Over 50% of major UK banks allow customers to interact with crypto exchanges

As the United Kingdom continues to explore how to approach cryptocurrencies, a significant share of banks in the region are open to allowing customers to interact with digital assets. Notably, the banks are acting as a medium connecting customers with platforms like crypto exchanges

In this line, only 47% of UK banks don’t have policies allowing customers to engage with cryptocurrency exchanges, with a majority citing securing issues, a Finder.com research published by The Fintech Times on October 14 indicates

The survey incorporated feedback from 17 UK’s major banks, building societies and banking apps.
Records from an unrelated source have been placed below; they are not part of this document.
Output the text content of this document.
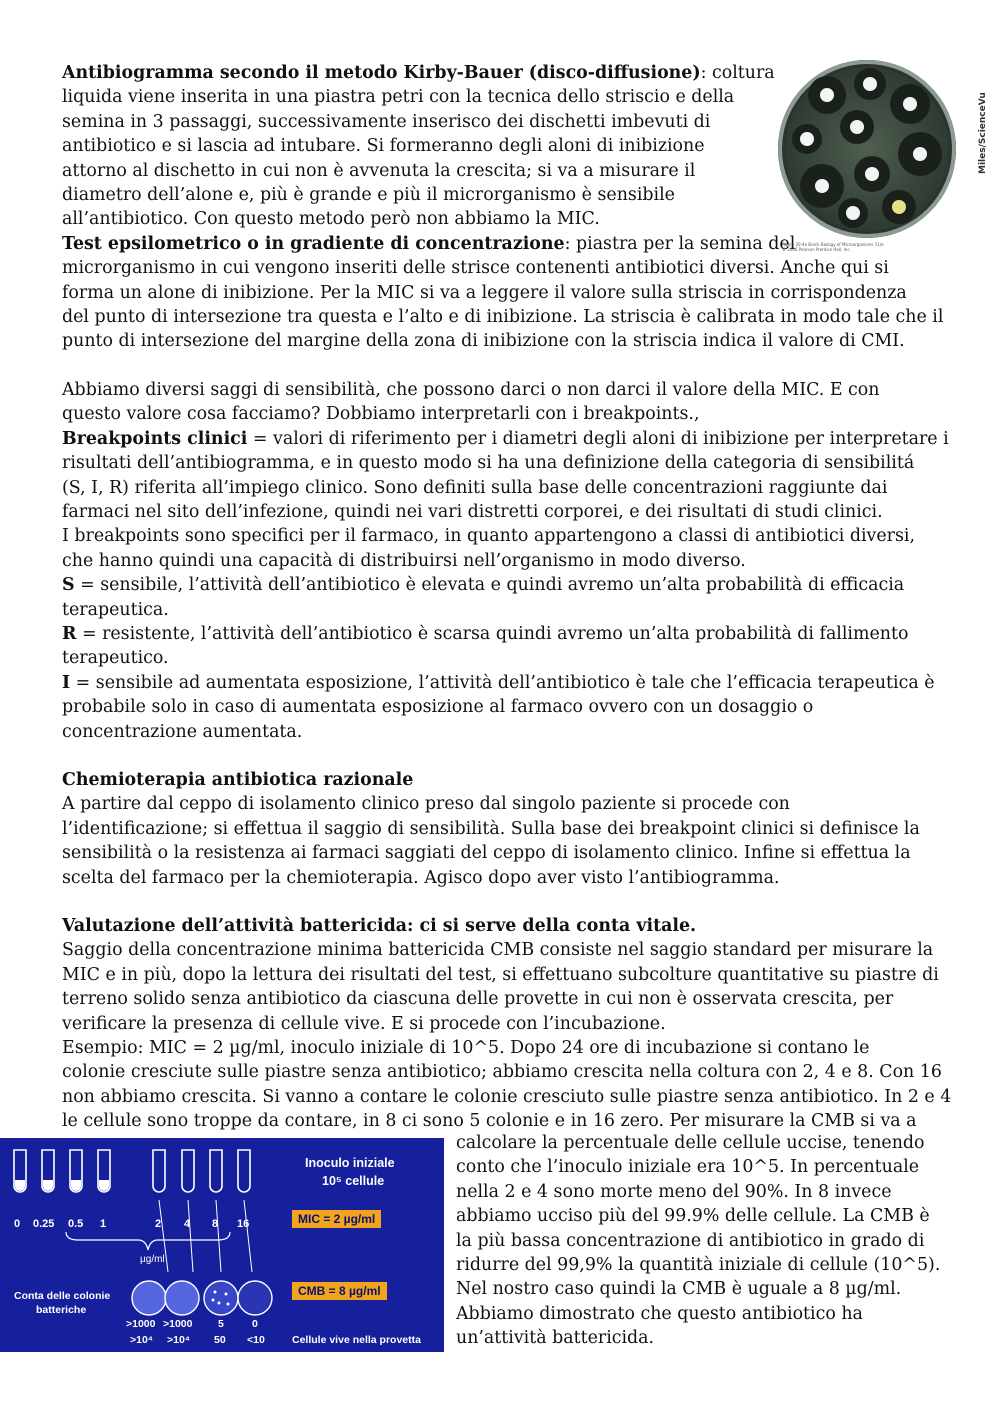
Antibiogramma secondo il metodo Kirby-Bauer (disco-diffusione): coltura

liquida viene inserita in una piastra petri con la tecnica dello striscio e della

semina in 3 passaggi, successivamente inserisco dei dischetti imbevuti di

antibiotico e si lascia ad intubare. Si formeranno degli aloni di inibizione

attorno al dischetto in cui non è avvenuta la crescita; si va a misurare il

diametro dell’alone e, più è grande e più il microrganismo è sensibile

all’antibiotico. Con questo metodo però non abbiamo la MIC.

Test epsilometrico o in gradiente di concentrazione: piastra per la semina del

microrganismo in cui vengono inseriti delle strisce contenenti antibiotici diversi. Anche qui si

forma un alone di inibizione. Per la MIC si va a leggere il valore sulla striscia in corrispondenza

del punto di intersezione tra questa e l’alto e di inibizione. La striscia è calibrata in modo tale che il

punto di intersezione del margine della zona di inibizione con la striscia indica il valore di CMI.

Abbiamo diversi saggi di sensibilità, che possono darci o non darci il valore della MIC. E con

questo valore cosa facciamo? Dobbiamo interpretarli con i breakpoints.,

Breakpoints clinici = valori di riferimento per i diametri degli aloni di inibizione per interpretare i

risultati dell’antibiogramma, e in questo modo si ha una definizione della categoria di sensibilitá

(S, I, R) riferita all’impiego clinico. Sono definiti sulla base delle concentrazioni raggiunte dai

farmaci nel sito dell’infezione, quindi nei vari distretti corporei, e dei risultati di studi clinici.

I breakpoints sono specifici per il farmaco, in quanto appartengono a classi di antibiotici diversi,

che hanno quindi una capacità di distribuirsi nell’organismo in modo diverso.

S = sensibile, l’attività dell’antibiotico è elevata e quindi avremo un’alta probabilità di efficacia

terapeutica.

R = resistente, l’attività dell’antibiotico è scarsa quindi avremo un’alta probabilità di fallimento

terapeutico.

I = sensibile ad aumentata esposizione, l’attività dell’antibiotico è tale che l’efficacia terapeutica è

probabile solo in caso di aumentata esposizione al farmaco ovvero con un dosaggio o

concentrazione aumentata.

Chemioterapia antibiotica razionale

A partire dal ceppo di isolamento clinico preso dal singolo paziente si procede con

l’identificazione; si effettua il saggio di sensibilità. Sulla base dei breakpoint clinici si definisce la

sensibilità o la resistenza ai farmaci saggiati del ceppo di isolamento clinico. Infine si effettua la

scelta del farmaco per la chemioterapia. Agisco dopo aver visto l’antibiogramma.

Valutazione dell’attività battericida: ci si serve della conta vitale.

Saggio della concentrazione minima battericida CMB consiste nel saggio standard per misurare la

MIC e in più, dopo la lettura dei risultati del test, si effettuano subcolture quantitative su piastre di

terreno solido senza antibiotico da ciascuna delle provette in cui non è osservata crescita, per

verificare la presenza di cellule vive. E si procede con l’incubazione.

Esempio: MIC = 2 µg/ml, inoculo iniziale di 10^5. Dopo 24 ore di incubazione si contano le

colonie cresciute sulle piastre senza antibiotico; abbiamo crescita nella coltura con 2, 4 e 8. Con 16

non abbiamo crescita. Si vanno a contare le colonie cresciuto sulle piastre senza antibiotico. In 2 e 4

le cellule sono troppe da contare, in 8 ci sono 5 colonie e in 16 zero. Per misurare la CMB si va a

Figure 20-4a Brock Biology of Microorganisms 11/e
© 2006 Pearson Prentice Hall, Inc.
Miles/ScienceVu
0 0.25 0.5 1	2 4 8 16
µg/ml
Inoculo iniziale
10⁵ cellule
MIC = 2 µg/ml
CMB = 8 µg/ml
Conta delle colonie
batteriche
>1000 >1000 5	0
>10⁴ >10⁴ 50 <10	Cellule vive nella provetta

calcolare la percentuale delle cellule uccise, tenendo

conto che l’inoculo iniziale era 10^5. In percentuale

nella 2 e 4 sono morte meno del 90%. In 8 invece

abbiamo ucciso più del 99.9% delle cellule. La CMB è

la più bassa concentrazione di antibiotico in grado di

ridurre del 99,9% la quantità iniziale di cellule (10^5).

Nel nostro caso quindi la CMB è uguale a 8 µg/ml.

Abbiamo dimostrato che questo antibiotico ha

un’attività battericida.
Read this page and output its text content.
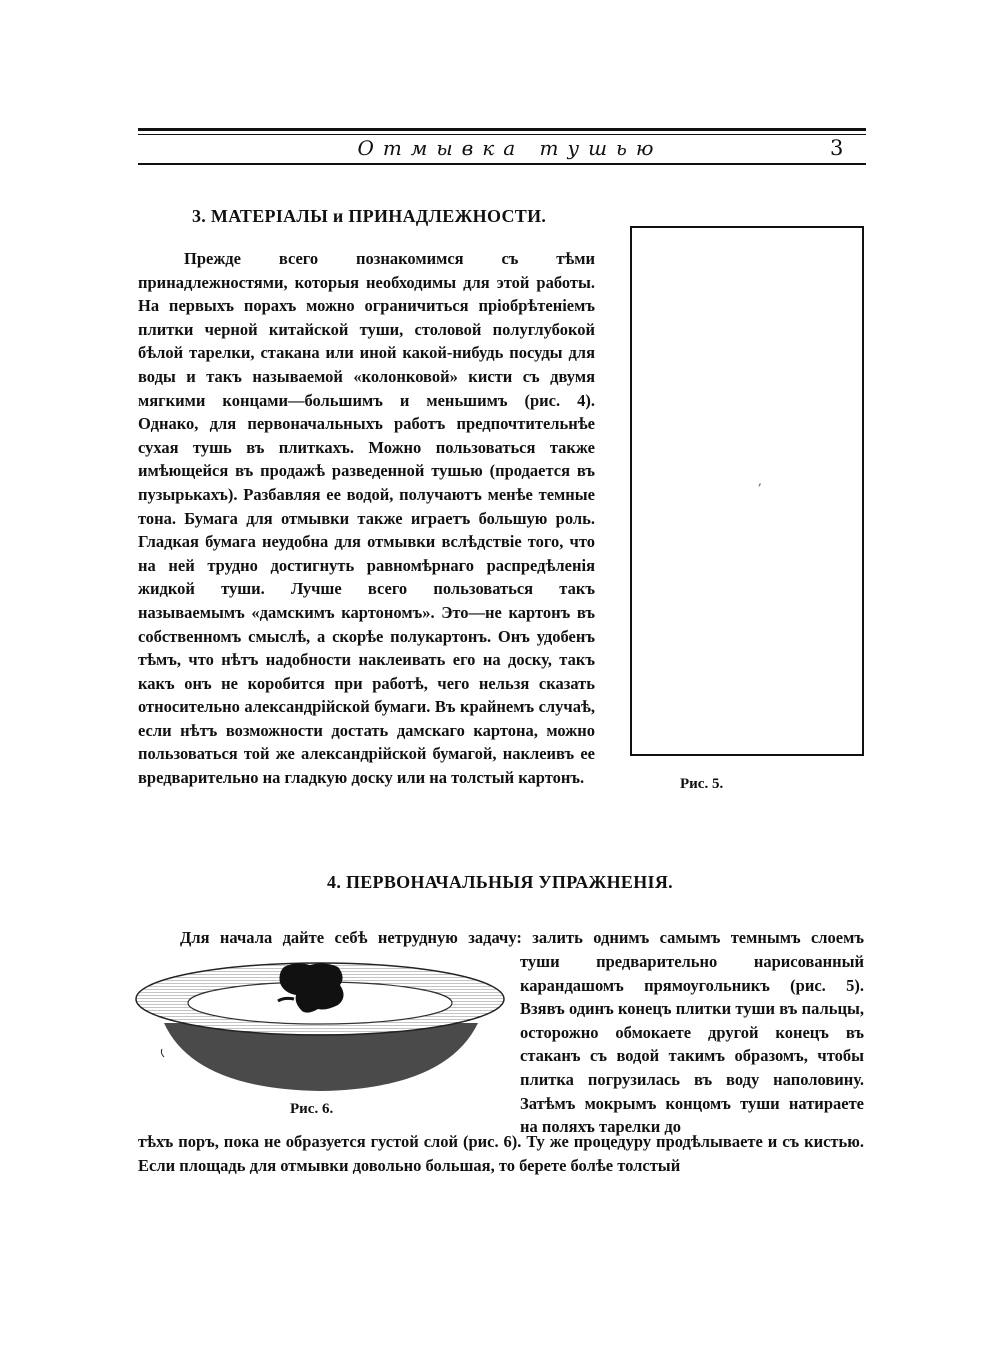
Отмывка тушью	3
3. МАТЕРІАЛЫ и ПРИНАДЛЕЖНОСТИ.
Прежде всего познакомимся съ тѣми принадлежностями, которыя необходимы для этой работы. На первыхъ порахъ можно ограничиться пріобрѣтеніемъ плитки черной китайской туши, столовой полуглубокой бѣлой тарелки, стакана или иной какой-нибудь посуды для воды и такъ называемой «колонковой» кисти съ двумя мягкими концами—большимъ и меньшимъ (рис. 4). Однако, для первоначальныхъ работъ предпочтительнѣе сухая тушь въ плиткахъ. Можно пользоваться также имѣющейся въ продажѣ разведенной тушью (продается въ пузырькахъ). Разбавляя ее водой, получаютъ менѣе темные тона. Бумага для отмывки также играетъ большую роль. Гладкая бумага неудобна для отмывки вслѣдствіе того, что на ней трудно достигнуть равномѣрнаго распредѣленія жидкой туши. Лучше всего пользоваться такъ называемымъ «дамскимъ картономъ». Это—не картонъ въ собственномъ смыслѣ, а скорѣе полукартонъ. Онъ удобенъ тѣмъ, что нѣтъ надобности наклеивать его на доску, такъ какъ онъ не коробится при работѣ, чего нельзя сказать относительно александрійской бумаги. Въ крайнемъ случаѣ, если нѣтъ возможности достать дамскаго картона, можно пользоваться той же александрійской бумагой, наклеивъ ее вредварительно на гладкую доску или на толстый картонъ.
,
Рис. 5.
4. ПЕРВОНАЧАЛЬНЫЯ УПРАЖНЕНІЯ.
Для начала дайте себѣ нетрудную задачу: залить однимъ самымъ темнымъ слоемъ
Рис. 6.
туши предварительно нарисованный карандашомъ прямоугольникъ (рис. 5). Взявъ одинъ конецъ плитки туши въ пальцы, осторожно обмокаете другой конецъ въ стаканъ съ водой такимъ образомъ, чтобы плитка погрузилась въ воду наполовину. Затѣмъ мокрымъ концомъ туши натираете на поляхъ тарелки до
тѣхъ поръ, пока не образуется густой слой (рис. 6). Ту же процедуру продѣлываете и съ кистью. Если площадь для отмывки довольно большая, то берете болѣе толстый
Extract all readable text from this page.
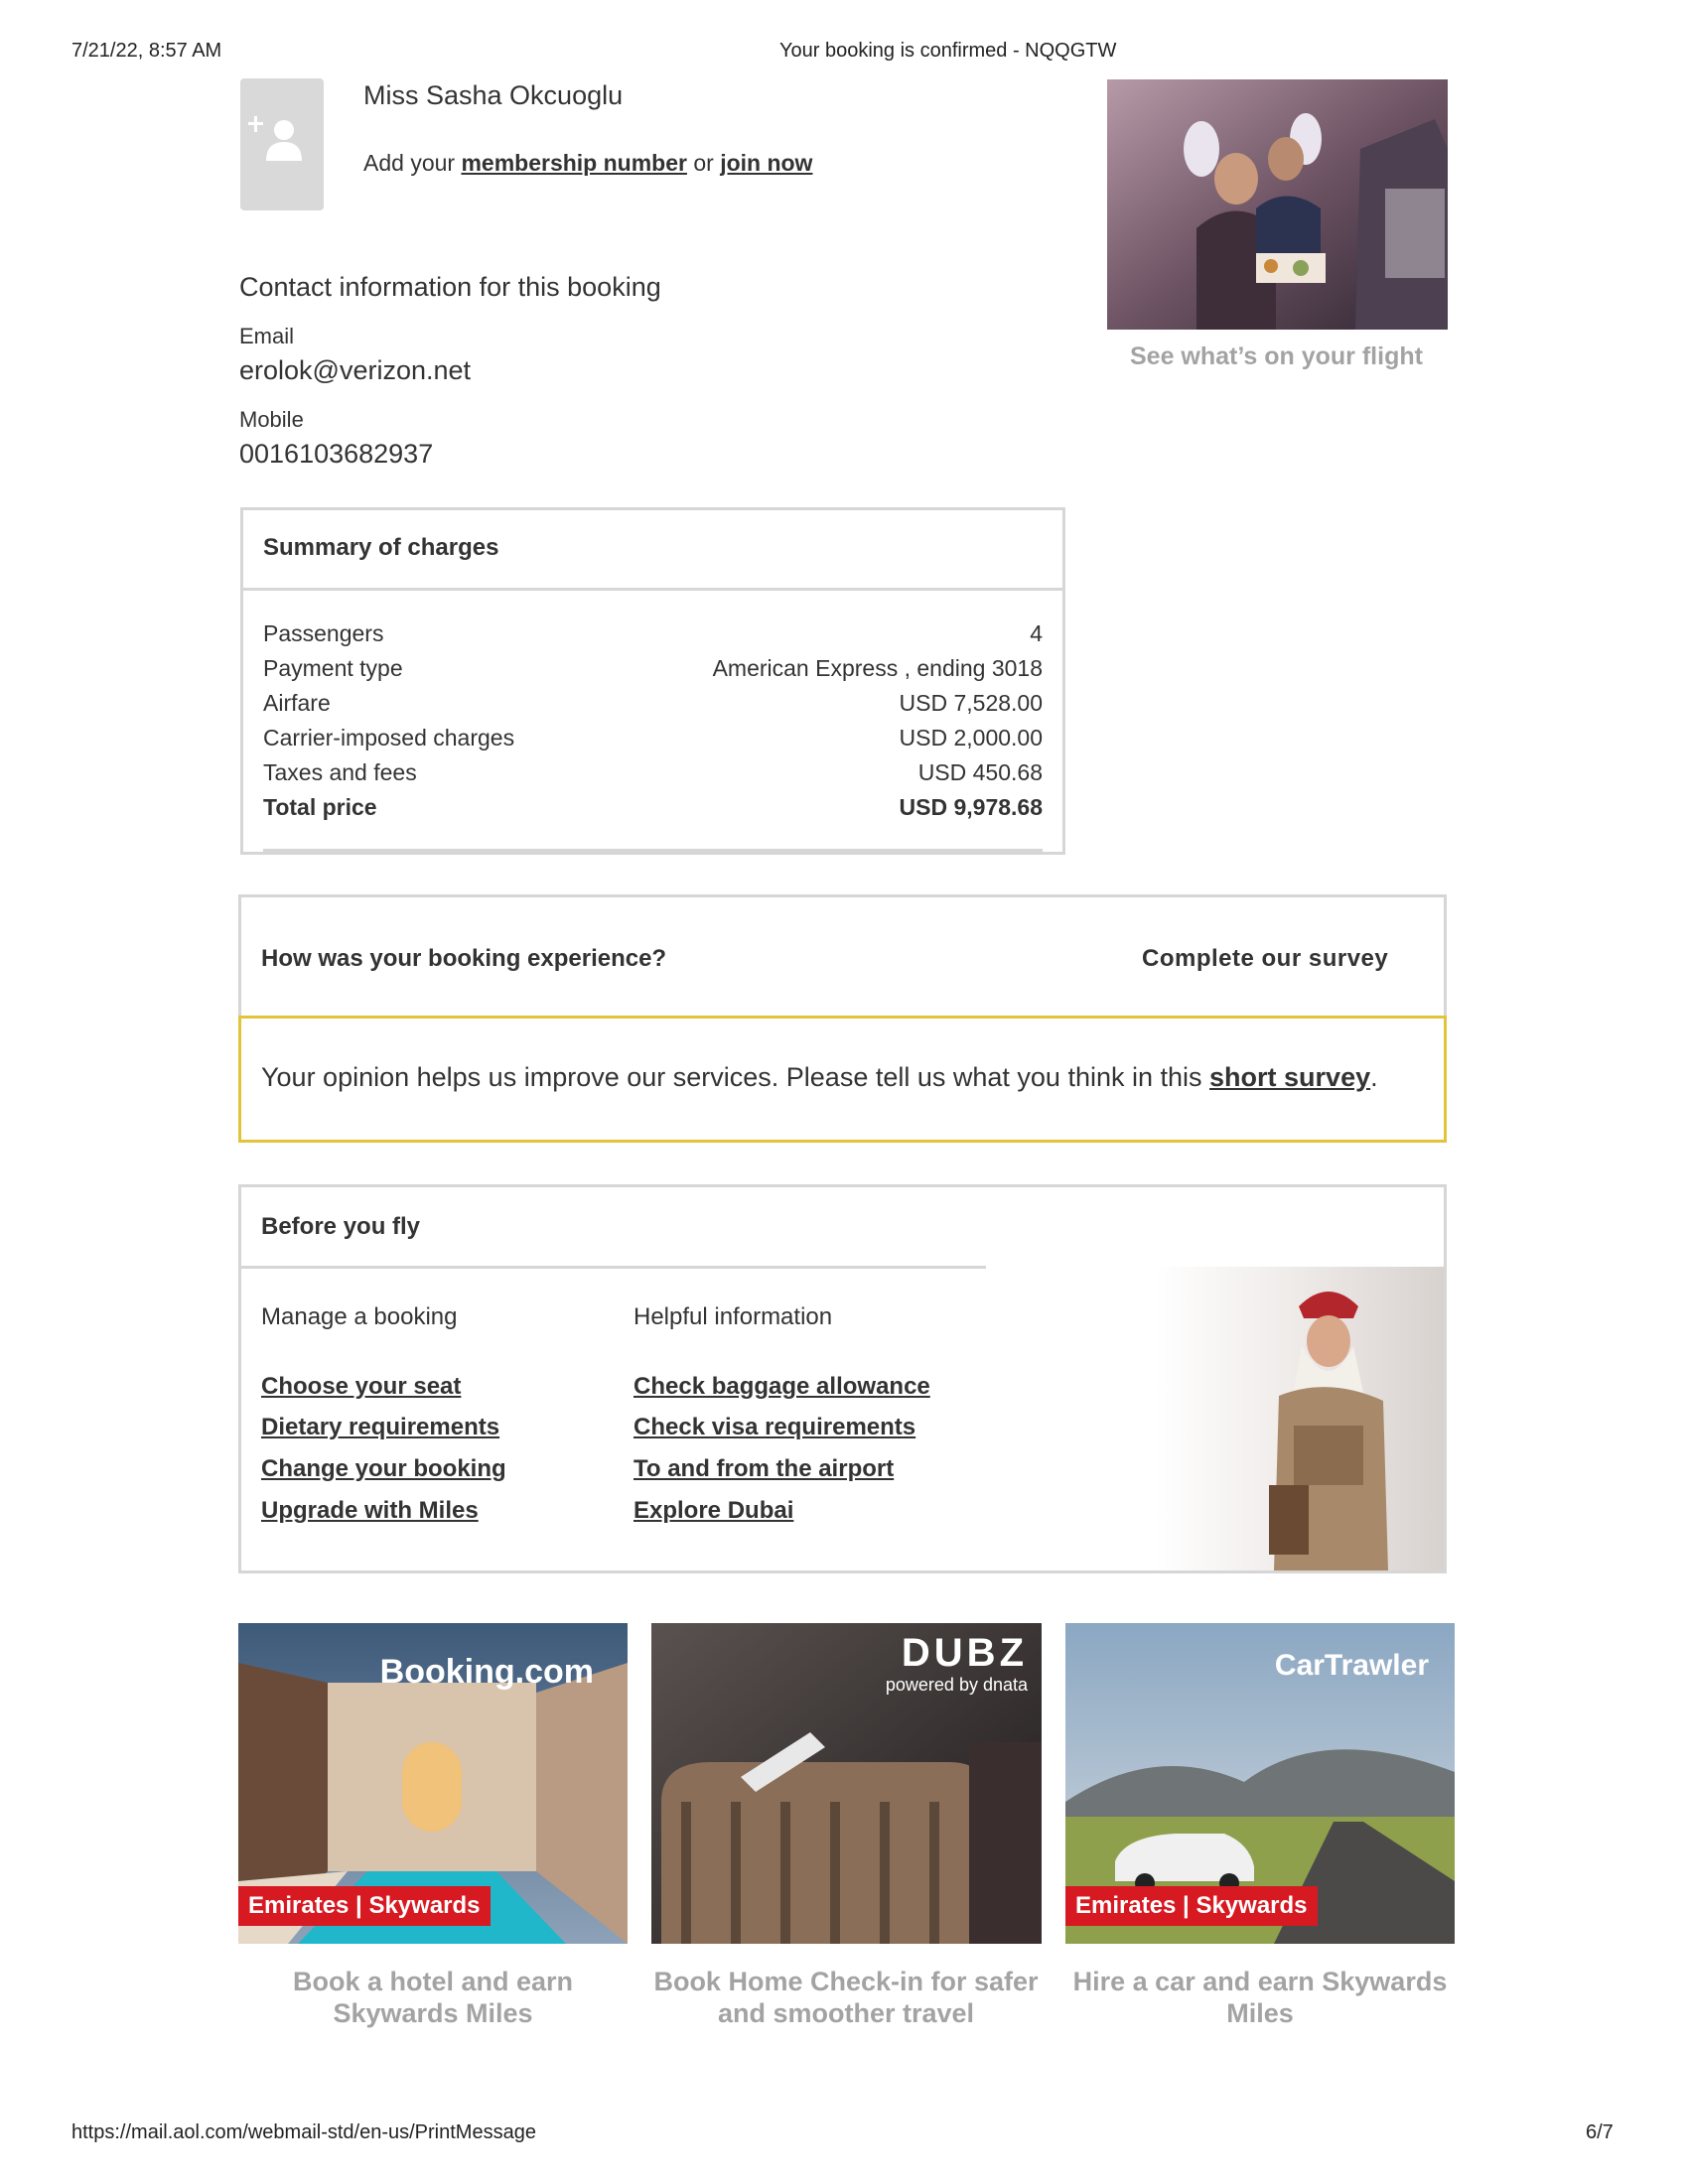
7/21/22, 8:57 AM	Your booking is confirmed - NQQGTW
Miss Sasha Okcuoglu
Add your membership number or join now
See what’s on your flight
Contact information for this booking
Email
erolok@verizon.net
Mobile
0016103682937
Summary of charges
Passengers	4
Payment type	American Express , ending 3018
Airfare	USD 7,528.00
Carrier-imposed charges	USD 2,000.00
Taxes and fees	USD 450.68
Total price	USD 9,978.68
How was your booking experience?	Complete our survey
Your opinion helps us improve our services. Please tell us what you think in this short survey.
Before you fly
Manage a booking
Choose your seat
Dietary requirements
Change your booking
Upgrade with Miles
Helpful information
Check baggage allowance
Check visa requirements
To and from the airport
Explore Dubai
Booking.com
Emirates | Skywards
Book a hotel and earn Skywards Miles
DUBZ
powered by dnata
Book Home Check-in for safer and smoother travel
CarTrawler
Emirates | Skywards
Hire a car and earn Skywards Miles
https://mail.aol.com/webmail-std/en-us/PrintMessage	6/7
Seven of the contacted banks don’t allow transfers or debit/credit card purchases involving crypto exchanges. Some of the banks on this list include Halifax, HSBC, The Co-operative Bank and TSB. 

Crypto-friendly banks 

The survey concluded that only four banks could be considered crypto-friendly. The category comprises digital-only banks or banking apps, including Starling, Monzo and Revolut

Notably, the platforms permit transfers and withdrawals from crypto exchanges besides Binance, which is banned in the country. 

According to the research, a crypto-friendly bank has almost no restrictions on customer interactions with a cryptocurrency exchange. In particular, customers can purchase cryptocurrency using their debit card, make payments to exchanges, withdraw money from their crypto wallet, and deposit it into a current account. 

Furthermore, banks like Barclays, Lloyds Bank, Bank of Scotland, NatWest and RBS have a mixed approach with different policies allowing customers to interact with cryptocurrencies. Notably, they harbour restrictions like blocking credit card payments and select exchanges.

“It’s clear from the research that banks are taking the security of their customers seriously, which is vital, although there’s certainly room to improve the communication of their policies. Cryptocurrency isn’t going away, so this patchy communication is something that will need to be remedied sooner rather than later,” said Finder.com’s Kate Anderson.

UK crypto regulations 

The survey findings come at a point the UK is pushing forward to establish a crypto regulatory framework intending to make the region a digital asset hub. Notably, exchanges have emerged among major avenues to get involved in crypto, with the country recording a significant number of investors. 

For instance, as reported by Finbold on September 23, British citizens had spent over £31.795 billion($34.7 billion) investing in cryptocurrencies.